Processing giant Nvidia has unveiled a new artificial intelligence (AI) driven security system, which aims to minimise downtime in InfiniBand data centres using analytics to detect anticipate problems.
The NVIDIA Mellanox UFM has been used to manage InfiniBand systems for a decade. It applies AI to learn a data center’s operational cadence and network workload patterns. Drawing on this knowledge of both real-time and historic telemetry and workload data it can create a baseline of what is normal and acceptable. It then tracks the system’s health and network modifications, and detects performance degradations, usage and profile changes.
In June Nvidia added today a third element to the UFM family, the UFM Telemetry platform. This tool captures real-time network telemetry data, which is streamed to an on-premises or cloud-based database to monitor network performance and validate the network configuration.
This means the new system can spot abnormal system and application behaviour. It can also predict potential system failures and nip these threats in the bud by taking corrective action.
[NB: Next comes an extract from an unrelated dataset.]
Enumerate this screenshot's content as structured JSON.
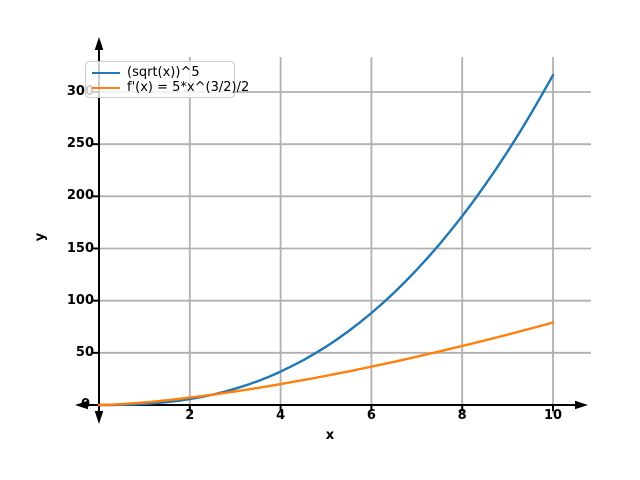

Supercomputers are often targets of high value system hacking by sophisticated crooks attempting to host undesired applications, such as cryptocurrency mining. The result is reduced data center downtime — which typically costs more than $300,000 an hour, according to research by ITIC.
The UFM Cyber-AI system allows system administrators to instantly detect and respond to potential security threats and prevent failures. This saves a fortune and provides the continuity of service that keveryone in a job, according to Gilad Shainer, senior vice president of marketing for Mellanox networking at NVIDIA.
‘It determines a data centre’s unique vital signs and uses them to identify performance degradation, component failures and abnormal usage patterns,” said Shainer.
Douglas Johnson, association director of the Ohio Supercomputer Center, has used the UFM platform for years in his employer’s InfiniBand data centres. ‘UFM and the expertise from the Mellanox networking team have been fundamental ingredients in the management of our network and the stability we’ve achieved,’ said Johnson.
The UFM Cyber-AI platform complements the UFM Enterprise platform, which manages networks, performance and security.